Essendo pienamente assolto, in applicazione degli
art. 428 cpv. 3, 429 cpv. 1 lett. a e 436 CPP, all’imputato vengono
riconosciuti fr. 3'000.- a titolo di ripetibili per la procedura di prima
istanza e fr. 1'500.- a titolo di ripetibili per quella di appello.
All’imputato rimane la facoltà di far valere eventuali ulteriori pretese ex
art. 429 CPP con separata istanza.
Dispositivo
Per questi motivi,
visti gli art. 6, 10, 77, 80,
81, 84, 348 e segg., 379 e segg., 398 e segg. CPP; 307 CP;
32 cpv. 1 Cost, 6 par. 2 CEDU e 14 cpv. 2 Patto ONU II;
nonché, sulle
spese l’art. 428 CPP e la LTG e sulle ripetibili gli artt. 428 cpv. 3, 429 cpv.
1 lett. a e 436 CPP, rispettivamente il
Regolamento sulla tariffa per i casi di
patrocinio d’ufficio e di assistenza giudiziari e per la fissazione delle
ripetibili,
dichiara e pronuncia:
1. L’appello è accolto.
Di conseguenza:
§ AP 1 è prosciolto dall’accusa di falsa testimonianza per i fatti
descritti nel DA 1093/2010 emanato nei suoi confronti il 1. marzo 2010 dal
Ministero pubblico della Repubblica e Cantone Ticino.
2. La
tassa e le spese giudiziarie di prima sede, di complessivi fr. 1'900.- sono
poste a carico dello Stato.

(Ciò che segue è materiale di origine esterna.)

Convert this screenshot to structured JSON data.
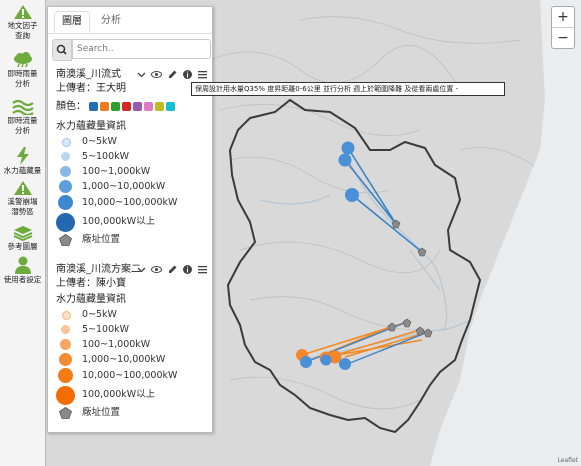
{
  "toolbar": {
    "items": [
      {
        "label1": "地文因子",
        "label2": "查詢",
        "icon": "warning-triangle-icon"
      },
      {
        "label1": "即時雨量",
        "label2": "分析",
        "icon": "rain-cloud-icon"
      },
      {
        "label1": "即時流量",
        "label2": "分析",
        "icon": "water-wave-icon"
      },
      {
        "label1": "水力蘊藏量",
        "label2": "",
        "icon": "lightning-icon"
      },
      {
        "label1": "溪警崩塌",
        "label2": "潛勢區",
        "icon": "alert-triangle-icon"
      },
      {
        "label1": "參考圖層",
        "label2": "",
        "icon": "layers-icon"
      },
      {
        "label1": "使用者設定",
        "label2": "",
        "icon": "user-icon"
      }
    ]
  },
  "panel": {
    "tabs": [
      "圖層",
      "分析"
    ],
    "search_placeholder": "Search..",
    "layer1": {
      "title": "南澳溪_川流式",
      "uploader": "上傳者：王大明",
      "color_label": "顏色：",
      "colors": [
        "#1f6fb5",
        "#f07b1b",
        "#2ca02c",
        "#d62728",
        "#9b59b6",
        "#e377c2",
        "#bcbd22",
        "#17becf"
      ],
      "legend_title": "水力蘊藏量資訊",
      "legend": [
        "0~5kW",
        "5~100kW",
        "100~1,000kW",
        "1,000~10,000kW",
        "10,000~100,000kW",
        "100,000kW以上"
      ],
      "plant_label": "廠址位置"
    },
    "layer2": {
      "title": "南澳溪_川流方案二",
      "uploader": "上傳者：陳小寶",
      "legend_title": "水力蘊藏量資訊",
      "legend": [
        "0~5kW",
        "5~100kW",
        "100~1,000kW",
        "1,000~10,000kW",
        "10,000~100,000kW",
        "100,000kW以上"
      ],
      "plant_label": "廠址位置"
    }
  },
  "tooltip": "保周設計用水量Q35%  度昇距離0-6公里  並行分析  週上於範圍降難  及從看兩處位置 -",
  "colors": {
    "blue": "#4a90d9",
    "orange": "#f5872a",
    "gray": "#8a8a8a"
  },
  "zoom": {
    "in": "+",
    "out": "−"
  },
  "attribution": "Leaflet"
}
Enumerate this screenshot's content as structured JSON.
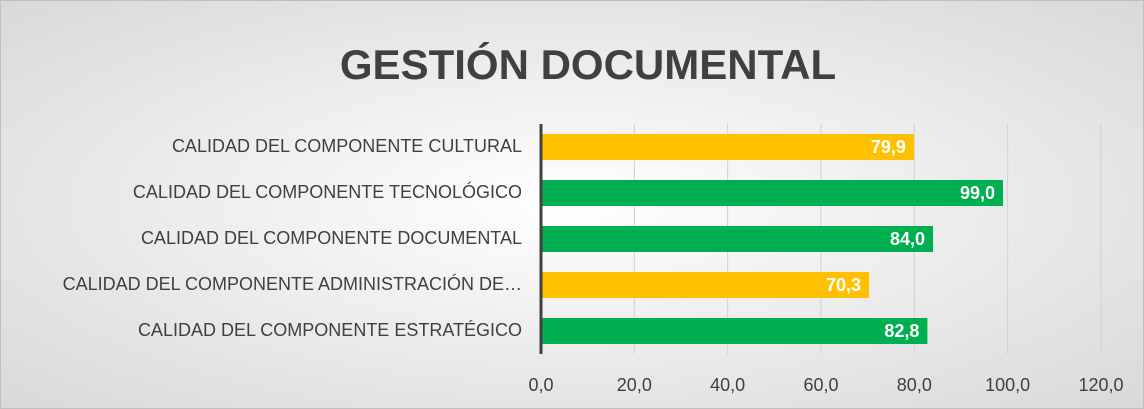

Quest’ultimo rifonderà a AP 1 fr. 3'000.- a titolo
di ripetibili per la relativa procedura.
3. Gli
oneri processuali d’appello, consistenti in:
- tassa di giustizia fr. 1'000.-
- altri disborsi fr. 200.-
fr. 1'200.-
sono posti a carico dello Stato, che rifonderà
all’imputato
fr. 1’500.- a titolo di ripetibili.
4. Intimazione
a:
5. Comunicazione
a:
P_GLOSS_TERZI
Per la Corte di appello e di revisione
penale
La presidente La
segretaria
Rimedi giuridici
Contro decisioni finali, contro decisioni
parziali, contro decisioni pregiudiziali e incidentali sulla competenza e la
ricusazione e contro altre decisioni pregiudiziali e incidentali (art. 90 a 93 LTF) è dato, entro trenta giorni dalla notificazione del testo integrale della decisione
(art. 100 cpv. 1 LTF), il ricorso in materia penale al Tribunale federale, 1000
Losanna 14, per i motivi previsti dagli art. 95 a 98 LTF (art. 78 LTF). La legittimazione a ricorrere è disciplinata dall'art. 81 LTF. Laddove non
sia ammissibile il ricorso in materia penale è dato, entro lo stesso termine,
il ricorso sussidiario in materia costituzionale al Tribunale federale per i
motivi previsti dall’art. 116 LTF (art. 113 LTF). La legittimazione a ricorrere
è disciplinata in tal caso dall’art.115 LTF.